Critics have been picking on the President since he took office. They don’t seem to realize that a president can’t work all the time and Bush couldn’t call off his six-week presidential vacation in Texas just because of some terrorist warnings before 9/11.
They ignore the fact that if he had told the truth about WMD and admitted that there were no terrorists hiding in Iraq, our military wouldn’t be flexing their muscles and increasing its budget. They even complain about torturing a few prisoners.
They complain because Bush awards billion-dollar no-bid contracts to Halliburton, as if his vice president shouldn’t continue to get a monthly retirement check for his work as a CEO there. Critics complain about tax cuts for the wealthy as if poor people can use a tax cut, when they don’t make enough even to pay taxes. Then they turn around and want to raise the minimum wage. Listen to the Chamber of Commerce people. This would raise the cost for lawn care and pool cleaning, and increase the cost of meals at fancy restaurants, thus lowering our standard of living.
Critics dislike the soaring national debt and spending billions of dollars in Iraq, as if the capitalist system can work otherwise.
And this New Orleans thing? So what if Bush appointed an incompetent horsy-set director to handle FEMA and waited forever to bring relief? Hurricane Katrina stopped didn’t it?
Critics complain about “The No-child Left Standing Act,” but without the feds in classroom, how will kids learn anything? They act as if “The No Forest Left Standing Act” doesn’t make lumber to ship to Japan.
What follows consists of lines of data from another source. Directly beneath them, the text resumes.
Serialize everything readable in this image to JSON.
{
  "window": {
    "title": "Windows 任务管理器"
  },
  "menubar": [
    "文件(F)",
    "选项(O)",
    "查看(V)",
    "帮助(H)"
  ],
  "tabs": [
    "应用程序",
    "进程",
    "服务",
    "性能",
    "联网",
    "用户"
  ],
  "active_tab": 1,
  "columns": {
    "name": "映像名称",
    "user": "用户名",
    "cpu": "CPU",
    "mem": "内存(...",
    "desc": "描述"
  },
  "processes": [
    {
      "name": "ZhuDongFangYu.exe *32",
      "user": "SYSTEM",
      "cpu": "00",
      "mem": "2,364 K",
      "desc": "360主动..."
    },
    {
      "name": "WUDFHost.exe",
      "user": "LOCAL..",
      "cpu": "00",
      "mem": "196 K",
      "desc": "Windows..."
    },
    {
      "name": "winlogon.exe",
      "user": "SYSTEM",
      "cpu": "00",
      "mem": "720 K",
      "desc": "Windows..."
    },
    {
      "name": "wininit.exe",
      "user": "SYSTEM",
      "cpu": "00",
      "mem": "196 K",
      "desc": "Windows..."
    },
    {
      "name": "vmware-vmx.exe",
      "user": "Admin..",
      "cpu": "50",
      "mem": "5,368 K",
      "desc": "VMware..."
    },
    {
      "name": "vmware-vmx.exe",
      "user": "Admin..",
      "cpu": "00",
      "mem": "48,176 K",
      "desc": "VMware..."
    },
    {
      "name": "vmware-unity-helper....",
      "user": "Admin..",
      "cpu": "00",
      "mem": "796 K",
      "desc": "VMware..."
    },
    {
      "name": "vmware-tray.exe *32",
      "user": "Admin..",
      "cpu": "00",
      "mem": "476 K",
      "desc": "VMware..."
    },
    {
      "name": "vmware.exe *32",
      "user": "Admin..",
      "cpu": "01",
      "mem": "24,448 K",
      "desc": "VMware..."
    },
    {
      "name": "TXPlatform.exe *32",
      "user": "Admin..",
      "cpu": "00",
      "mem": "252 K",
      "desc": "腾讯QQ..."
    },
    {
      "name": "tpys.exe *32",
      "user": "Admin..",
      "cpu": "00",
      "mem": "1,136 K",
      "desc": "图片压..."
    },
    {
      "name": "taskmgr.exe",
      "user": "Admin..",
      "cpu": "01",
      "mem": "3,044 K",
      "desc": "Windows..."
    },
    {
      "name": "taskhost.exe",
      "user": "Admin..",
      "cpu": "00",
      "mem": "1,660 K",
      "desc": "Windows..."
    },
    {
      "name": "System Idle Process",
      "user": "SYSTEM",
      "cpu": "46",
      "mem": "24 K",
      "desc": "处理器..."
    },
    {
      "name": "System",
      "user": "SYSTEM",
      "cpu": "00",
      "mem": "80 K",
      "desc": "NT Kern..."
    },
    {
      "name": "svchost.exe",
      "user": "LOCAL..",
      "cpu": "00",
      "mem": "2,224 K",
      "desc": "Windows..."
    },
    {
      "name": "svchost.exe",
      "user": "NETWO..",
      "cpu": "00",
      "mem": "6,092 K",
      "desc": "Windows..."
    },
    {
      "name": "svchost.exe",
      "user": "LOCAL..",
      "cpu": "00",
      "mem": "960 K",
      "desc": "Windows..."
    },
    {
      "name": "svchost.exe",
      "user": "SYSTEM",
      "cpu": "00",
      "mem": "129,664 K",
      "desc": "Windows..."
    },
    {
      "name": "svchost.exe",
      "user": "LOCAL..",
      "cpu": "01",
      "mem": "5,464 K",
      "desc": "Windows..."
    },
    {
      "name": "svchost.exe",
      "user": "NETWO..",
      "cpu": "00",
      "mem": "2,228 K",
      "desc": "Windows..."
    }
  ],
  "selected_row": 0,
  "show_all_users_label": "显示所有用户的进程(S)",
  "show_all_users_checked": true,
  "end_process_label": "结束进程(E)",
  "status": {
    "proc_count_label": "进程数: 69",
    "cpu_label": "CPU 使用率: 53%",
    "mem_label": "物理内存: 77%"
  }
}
Now they complain about an incomprehensible and costly prescription drug bill, designed to keep old people on their toes. Won’t these critics ever stop and give Bush another chance?
Now critics are complaining about the President’s order to secretly spy on thousands of US citizens and residents in the US without search warrants. The president ordered the National Security Agency to spy on anyone in the US because he’s the boss. All we have to do is trust him and his neo-con advisors, who wouldn’t dream of using these laws against critics like Valerie Wilson, political opponents like John McCain, or those in his own party who oppose his policies, like Richard Clarke. And he doesn’t have to explain the process: The Supreme Court appointed him president, didn’t they?
Isn’t it about time that we stop distrusting the president just because he’s been deceptive and manipulative in the past and misled us?
After all, Secretary of State Condoleezza Rice reports that Attorney General Gonzales, former Attorney General Ashcroft, and former Supreme Court nominee Harriet Myers all studied the spying and said it is okay with them. Maybe they did tell the president that this has never been done before and reminded him that President Richard Nixon was impeached for a similar deed, but he can go right ahead “and do anything he wants as long as he talks to God.”
Just because Congress passed some laws in 1978, after they caught Nixon spying on US citizens, doesn’t make Bush a spy. Can’t we just forget the whisper campaign about Governor Ann Richards being a lesbian that Karl Rove orchestrated to defeat her when Bush ran for governor of Texas? And the GOP advise to the Swift Boat Veterans campaign to defeat John Kerry in 2004? Bush plays fair; he even warned Valerie Wilson, the undercover CIA agent, when he told reporters that she was “fair game” because her husband proved disloyal by telling the truth about WMD.
Aren’t constitutional protections against unreasonable search and seizure and protections that prevent warrants from being issued without “probable cause” a little old-fashioned in this age of Enron, Abramoff and globalization? Just because Karl Rove sits in the White House and directs partisan struggles characterized by observers as arrogant, messianic and dishonest, is that any reason to distrust the president?
We’ve had other presidents that people disagreed with like Ulysses S. Grant and Calvin Coolidge, but the nation survived, didn’t it? Bush is a strong leader and Americans love strong leaders. So what if he risks our values, our liberty and our future? Americans love to gamble; it pits us against the universe. So to all the critics, why wait for the Rapture when we have Bush in the White House? Sit back and enjoy the ride. There’s only three more years to go and, by that time, Karl Rove will find us a new president.